Planar Point Location
Sarnak and Tarjan
Randomized Incremental Method
References & Links
Sarnak and Tarjan's Persistent Search Trees
The worst case scenario for slabs results form the requirement to store separate search structures, such as a binary search tree, for each slab. This space requirement may be reduced using the fact that the set of line segments intersecting contiguous slabs are very similar. This is particularly true of the worst case example given in the previous section.

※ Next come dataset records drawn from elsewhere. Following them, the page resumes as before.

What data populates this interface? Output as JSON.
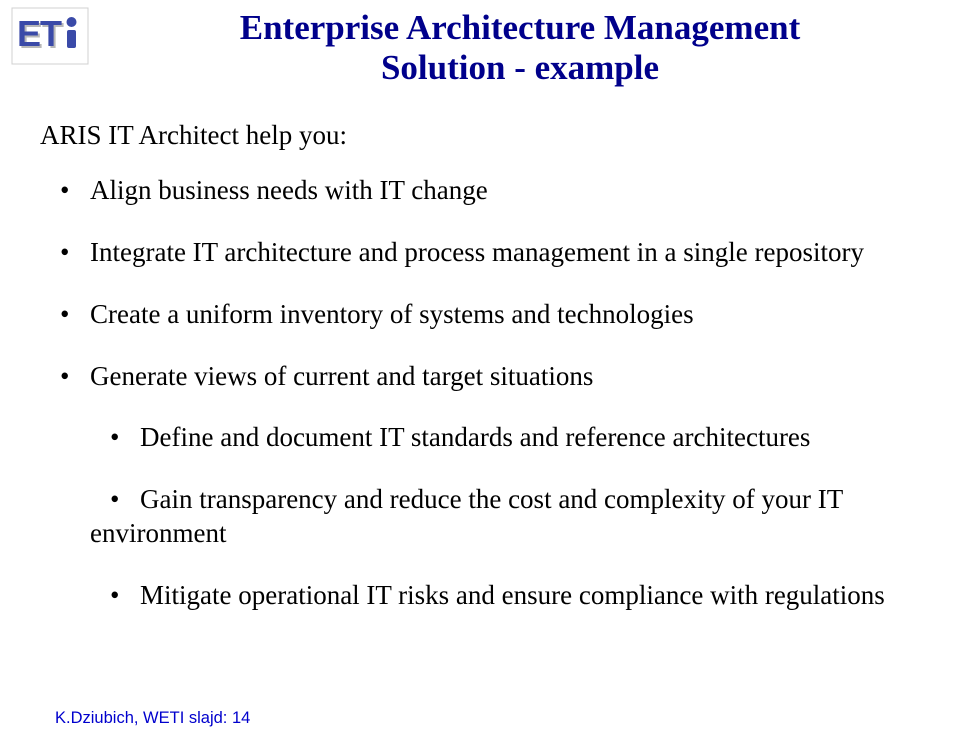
{
  "logo": {
    "letters": "ETi",
    "colors": {
      "e": "#3a4aa8",
      "t": "#3a4aa8",
      "i": "#3a4aa8",
      "shadow": "#b0b0b0"
    }
  },
  "heading": {
    "line1": "Enterprise Architecture Management",
    "line2": "Solution - example"
  },
  "lead": "ARIS IT Architect help you:",
  "bullets": [
    "Align business needs with IT change",
    "Integrate IT architecture and process management in a single repository",
    "Create a uniform inventory of systems and technologies",
    "Generate views of current and target situations"
  ],
  "nested_bullets": [
    "Define and document IT standards and reference architectures",
    "Gain transparency and reduce the cost and complexity of your IT environment",
    "Mitigate operational IT risks and ensure compliance with regulations"
  ],
  "footer": "K.Dziubich, WETI slajd: 14"
}
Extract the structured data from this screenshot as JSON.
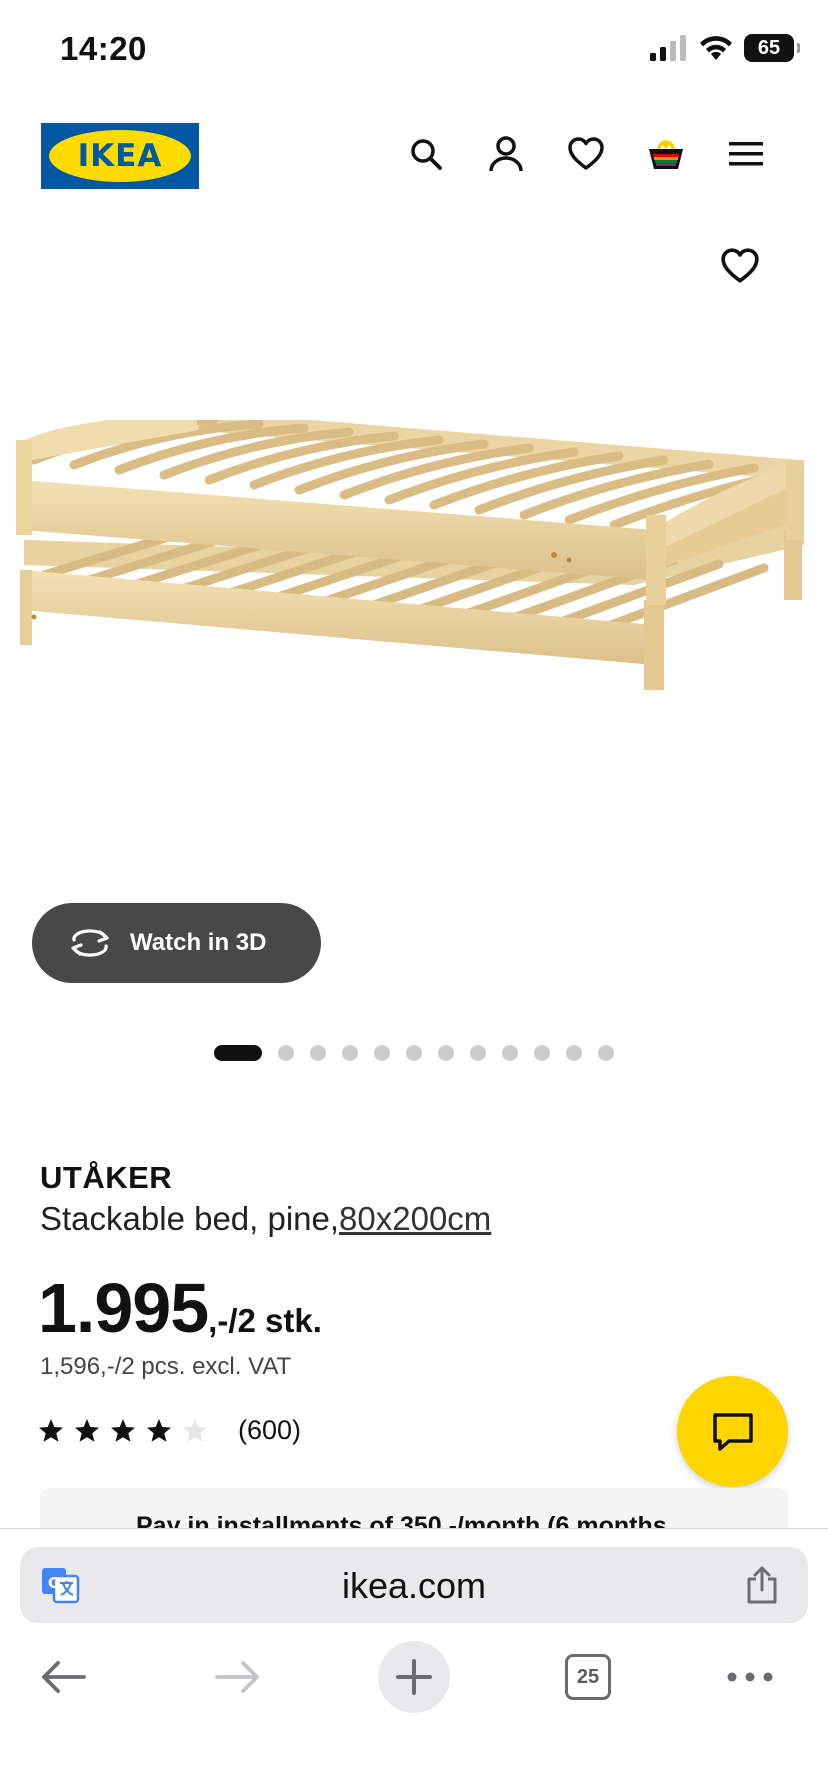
{
  "status_bar": {
    "time": "14:20",
    "battery": "65"
  },
  "header": {
    "logo_text": "IKEA",
    "icons": [
      "search-icon",
      "account-icon",
      "wishlist-icon",
      "cart-icon",
      "menu-icon"
    ]
  },
  "gallery": {
    "watch_3d_label": "Watch in 3D",
    "slide_count": 12,
    "active_slide": 1
  },
  "product": {
    "name": "UTÅKER",
    "description": "Stackable bed, pine,",
    "dimension_link": "80x200cm",
    "price_main": "1.995",
    "price_suffix": ",-/2 stk.",
    "price_excl_vat": "1,596,-/2 pcs. excl. VAT",
    "rating_stars": 4,
    "rating_max": 5,
    "rating_count": "(600)",
    "installment_text": "Pay in installments of 350,-/month (6 months"
  },
  "browser": {
    "url": "ikea.com",
    "tab_count": "25"
  },
  "colors": {
    "ikea_blue": "#0058a3",
    "ikea_yellow": "#ffdb00",
    "chat_yellow": "#ffd500",
    "watch_button_bg": "#484848"
  }
}
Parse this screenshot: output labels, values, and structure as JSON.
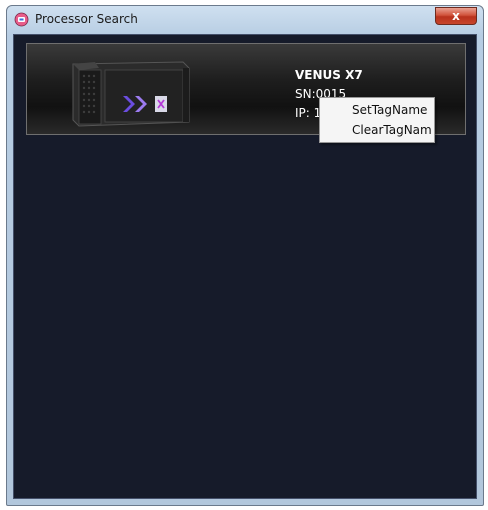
{
  "window": {
    "title": "Processor Search",
    "close_label": "x"
  },
  "device": {
    "name": "VENUS X7",
    "sn": "SN:0015",
    "ip": "IP: 19"
  },
  "context_menu": {
    "items": [
      {
        "label": "SetTagName"
      },
      {
        "label": "ClearTagNam"
      }
    ]
  },
  "colors": {
    "client_background": "#161b2a",
    "close_button": "#c7452c",
    "menu_background": "#f5f5f5"
  }
}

Considering the x-coordinate for each vertex to be time, and looking at how the set of line segments change as time changes from negative to positive infinity gives rise to a new search structure with reduced storage requirements. As we pass from one slab to its neighbour some segments are inserted, while others are deleted, but for the most part the search structure stays the same. Over the entire range of the subdivision there are 2n such insertions and deletions. Thus the heart of such a point location then becomes the problem of storing a sorted set, subject to insertions and deletions, that will allow efficient access to both the current information but also past versions of the structure. Such a search structure is called persistent as opposed to ephemeral structures such as a standard binary search tree, where once the structure is changed there is no way of accessing the earlier version of the structure.
Sarnak and Tarjan's solution to the planar point location problem was to develop a persistent binary search tree with O(log m), access, insertion, and deletion time, and an amortized storage requirement of O(1) per update, where m is the number of updates. Overall the structure results in an O(n) space requirement and O(log n) query time for point queries.
A persistent search structure may be developed by starting with an ephemeral search tree and transforming it into a persistent one using path copying. Sarnak and Tarjan used a red-black tree though other tree structures would also be suitable. When the tree is modified, rather than make a new copy of the tree, which will produce the O(n2) storage requirement noted earlier for slab partitioning, only the nodes in which the changes are made are copied to the new tree. Any node containing a pointer to a copied node is itself copied. Since a node has two child pointers copying a node requires copying the entire path from the altered node to the root of the tree, and thus the term path copying. This technique creates a set of search trees, 1 per update, having differing roots but sharing common sub-trees. For red black trees the node colourings may be overwritten without impacting queries for any time. Finally, an array of the tree roots, ordered by creation time, is stored. Assuming that update times are integer values roots may be accessed in constant time or in O(log m) time should we remove the integer value assumption.
Copying the entire path during during a single update can lead to non-linear storage which is sub-optimal. A possible work around is to allow nodes to become arbitrarily fat so that when a pointer is changed the new pointer is stored, along with a time stamp and a flag indicating the direction of the pointer. Thus each insertion or deletion creates only a single new node on only O(1) pointer changes. However this introduces a new time penalty as searching now must scan through all times stored at a node to select the appropriate child pointers. The time penalty is eliminated using limited node copying. Each node is permitted to hold k pointers in addition to the original two, where k is a small positive constant (k = 1 was used in the original paper). When a pointer is added to a node if there is an empty slot the pointer is simply added to the node. If there is no empty slot the node is copied setting the initial left and right pointers to their latest values such that the new node now has k empty slots and a pointer is stored to the copy in the latest parent of the copied node. If the parent has no free slot it too is copied and so on up the tree until the root is copied or we come to a free slot.
Searching in this data structure involves examining the left and right pointers to determine which direction to search and examining the time stamp to select among possibly multiple left or right pointers. The original left or right child is searched if the node has no additional pointers, or, if such additional pointers are present, the pointer with the latest time stamp not greater than the current time is followed. Fig. 1 provides a demonstration of this search structure.
Fig 1: A persistent Red-Black tree with limited node copying and k=1. The initial tree, existing at time 0 contains items A, B, D, F, G, H, I J, K. Item E is inserted at time 1, item M at time 2, and item C at time 3. Since node colour may change this has been indicated with the node border indicating the colour at time 3 and the node interior indicating the initial node colour. Pointers are labeled by their time of creation. Figure based on Sarnak and Tarjan (1986).